The parking enforcement officer (PEO) who’s been using social media to raise awareness about the dangers cyclists have to endure on designated city bike lanes says 90 per cent of the tickets he writes up land on the windshields of delivery vehicles.
Kyle Ashley’s twitter account, @TPS_ParkingPal, is littered with snaps of some of the biggest offenders which include corporate giants like Purolator, UPS, Fed Ex, and Canada Post with the latter being the worst offender.
Ashley’s most memorable interactions since the launch of Toronto police’s “S.P.A.C.E. to Cycle” program, a week-long initiative in June to promote road safety and target vehicles blocking bike lanes, have come from encounters with drivers from the crown corporation.
In one instance, a driver getting a ticket on Runnymede Road resorted to calling Ashley a “f’ing idiot” after his failed pleas for leniency fell on deaf ears.
In another incident, while the PEO was writing up a vehicle parked in both the bike lane and the sidewalk on a Trinity-Bellwoods roadway, a Canada Post truck pulled into a nearby bike lane, and after making his delivery told Ashley that he “cared too much about his job.”
“He saw me ticketing another car, and still pulled up over the sidewalk.”
WATCH: Toronto parking enforcement cracks down on drivers blocking bike lanes. Lama Nicolas reports.
Ashley doesn’t think twice about giving offending vehicles a ticket when doing his rounds.

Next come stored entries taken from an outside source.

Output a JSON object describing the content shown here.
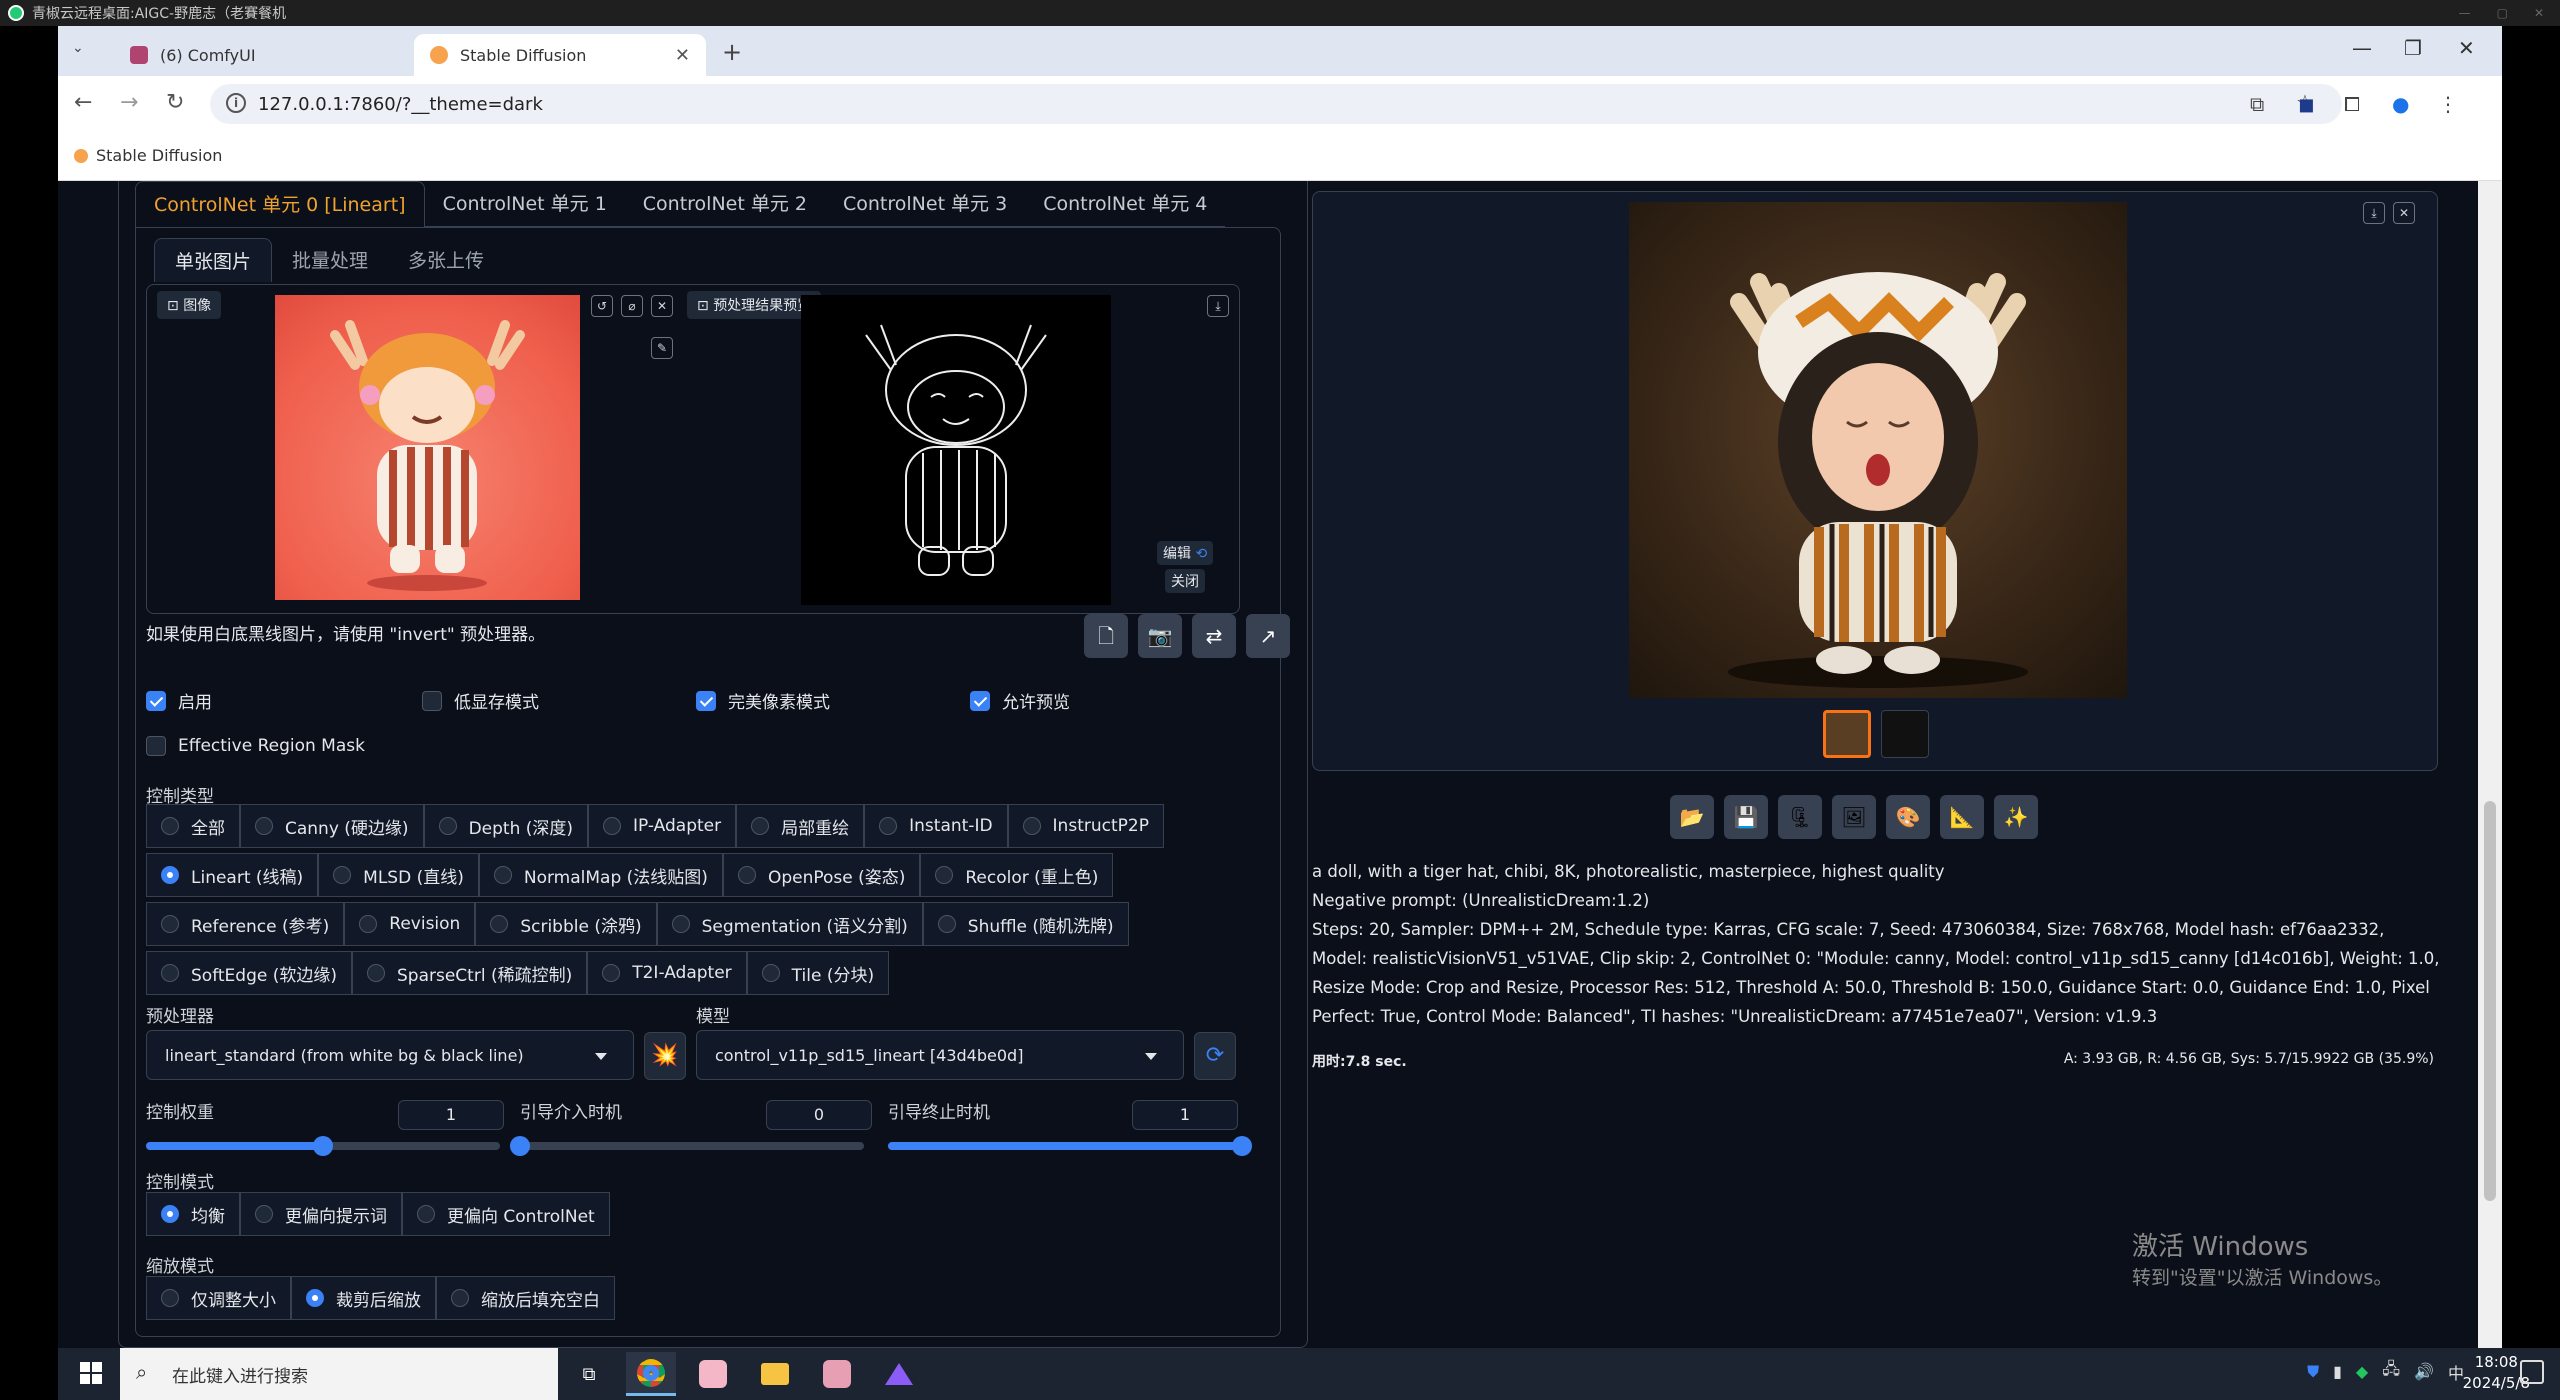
{
  "remote": {
    "title": "青椒云远程桌面:AIGC-野鹿志（老賽餐机"
  },
  "browser": {
    "tabs": [
      {
        "label": "(6) ComfyUI",
        "active": false
      },
      {
        "label": "Stable Diffusion",
        "active": true
      }
    ],
    "url": "127.0.0.1:7860/?__theme=dark",
    "bookmark": "Stable Diffusion"
  },
  "controlnet": {
    "unit_tabs": [
      "ControlNet 单元 0 [Lineart]",
      "ControlNet 单元 1",
      "ControlNet 单元 2",
      "ControlNet 单元 3",
      "ControlNet 单元 4"
    ],
    "sub_tabs": [
      "单张图片",
      "批量处理",
      "多张上传"
    ],
    "image_label": "图像",
    "preview_label": "预处理结果预览",
    "edit_label": "编辑",
    "close_label": "关闭",
    "hint": "如果使用白底黑线图片，请使用 \"invert\" 预处理器。",
    "checkboxes": [
      {
        "label": "启用",
        "checked": true
      },
      {
        "label": "低显存模式",
        "checked": false
      },
      {
        "label": "完美像素模式",
        "checked": true
      },
      {
        "label": "允许预览",
        "checked": true
      }
    ],
    "region_mask": {
      "label": "Effective Region Mask",
      "checked": false
    },
    "control_type_label": "控制类型",
    "control_types": [
      [
        "全部",
        "Canny (硬边缘)",
        "Depth (深度)",
        "IP-Adapter",
        "局部重绘",
        "Instant-ID",
        "InstructP2P"
      ],
      [
        "Lineart (线稿)",
        "MLSD (直线)",
        "NormalMap (法线贴图)",
        "OpenPose (姿态)",
        "Recolor (重上色)"
      ],
      [
        "Reference (参考)",
        "Revision",
        "Scribble (涂鸦)",
        "Segmentation (语义分割)",
        "Shuffle (随机洗牌)"
      ],
      [
        "SoftEdge (软边缘)",
        "SparseCtrl (稀疏控制)",
        "T2I-Adapter",
        "Tile (分块)"
      ]
    ],
    "selected_type": "Lineart (线稿)",
    "preprocessor_label": "预处理器",
    "preprocessor": "lineart_standard (from white bg & black line)",
    "model_label": "模型",
    "model": "control_v11p_sd15_lineart [43d4be0d]",
    "weight_label": "控制权重",
    "weight": "1",
    "start_label": "引导介入时机",
    "start": "0",
    "end_label": "引导终止时机",
    "end": "1",
    "sliders": {
      "weight_frac": 0.5,
      "start_frac": 0.0,
      "end_frac": 1.0
    },
    "mode_label": "控制模式",
    "modes": [
      "均衡",
      "更偏向提示词",
      "更偏向 ControlNet"
    ],
    "selected_mode": "均衡",
    "resize_label": "缩放模式",
    "resize_modes": [
      "仅调整大小",
      "裁剪后缩放",
      "缩放后填充空白"
    ],
    "selected_resize": "裁剪后缩放"
  },
  "output": {
    "prompt": "a doll, with a tiger hat, chibi, 8K, photorealistic, masterpiece, highest quality",
    "negative": "Negative prompt: (UnrealisticDream:1.2)",
    "params": "Steps: 20, Sampler: DPM++ 2M, Schedule type: Karras, CFG scale: 7, Seed: 473060384, Size: 768x768, Model hash: ef76aa2332, Model: realisticVisionV51_v51VAE, Clip skip: 2, ControlNet 0: \"Module: canny, Model: control_v11p_sd15_canny [d14c016b], Weight: 1.0, Resize Mode: Crop and Resize, Processor Res: 512, Threshold A: 50.0, Threshold B: 150.0, Guidance Start: 0.0, Guidance End: 1.0, Pixel Perfect: True, Control Mode: Balanced\", TI hashes: \"UnrealisticDream: a77451e7ea07\", Version: v1.9.3",
    "timing": "用时:7.8 sec.",
    "memory": "A: 3.93 GB, R: 4.56 GB, Sys: 5.7/15.9922 GB (35.9%)"
  },
  "windows_activation": {
    "line1": "激活 Windows",
    "line2": "转到\"设置\"以激活 Windows。"
  },
  "taskbar": {
    "search_placeholder": "在此键入进行搜索",
    "ime": "中",
    "time": "18:08",
    "date": "2024/5/8"
  },
  "colors": {
    "accent": "#3b82f6",
    "tab_active": "#f0a22f",
    "bg": "#0b0f19"
  }
}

“It’s everybody’s job to care about public safety, and that’s really what the message is here,” Ashley told AM640’s Tasha Kheiriddin. “It’s not just cyclists put into vulnerable situations here, it’s pedestrians and motorists get frustrated too.”
Not all post on @TPS_ParkingPal show offenders from our nation’s postal service, in a long video post, you can count 19 cyclists having to make dangerous detours on to a busy live lane during a driver stop.
Ashley said he understands the struggle delivery vehicles have in dropping off packages to customers but says there are alternative places to stop a vehicle to complete a drop.
“If you have to make a delivery use a side street or use an alley.”
Mayor John Tory, who sits on the Toronto Police board, echoed the PEO’s directives in keeping bike lanes and downtown roadways clear during peak commuting times. So much so that the mayor revealed in an official statement on Tuesday that he had reached out to the senior officer of Canada Post to address the violations seen on the @TPS_ParkingPal account.
“I have indicated this is conduct, recognizing that they have their job to do, that is not acceptable to the city of Toronto,” Tory told reporters at a Scarborough event, “When we create bike lanes, it is not with the intention that any vehicle will park there. I’ve asked him to do more.”
Tory says he will push Toronto Police Chief Mark Saunders for another fall road blitz in the downtown core focusing on delivery vehicles.
“I would hate to see, but wouldn’t be hesitant to see, a mail truck towed away to Downsview or some far away location if that’s what it’s gonna take to get the attention of them, and not just them but the other companies.”
Canada Post released a statement on Tuesday confirming employees have been directed not to park vehicles in Toronto’s bike lanes, effective immediately, as the company works with the city to find long-term solutions.
All Canada Post vehicles are “expected to find a safe location to park” while completing pickups or deliveries in the city. If there is no safe parking location available, the statement said employees have been told to avoid the stop and to continue on their route with all undelivered items returned to the depot.
Problem areas are to be reported to supervisors so safety assessments can be completed to determine best alternatives to serve the affected areas, officials said.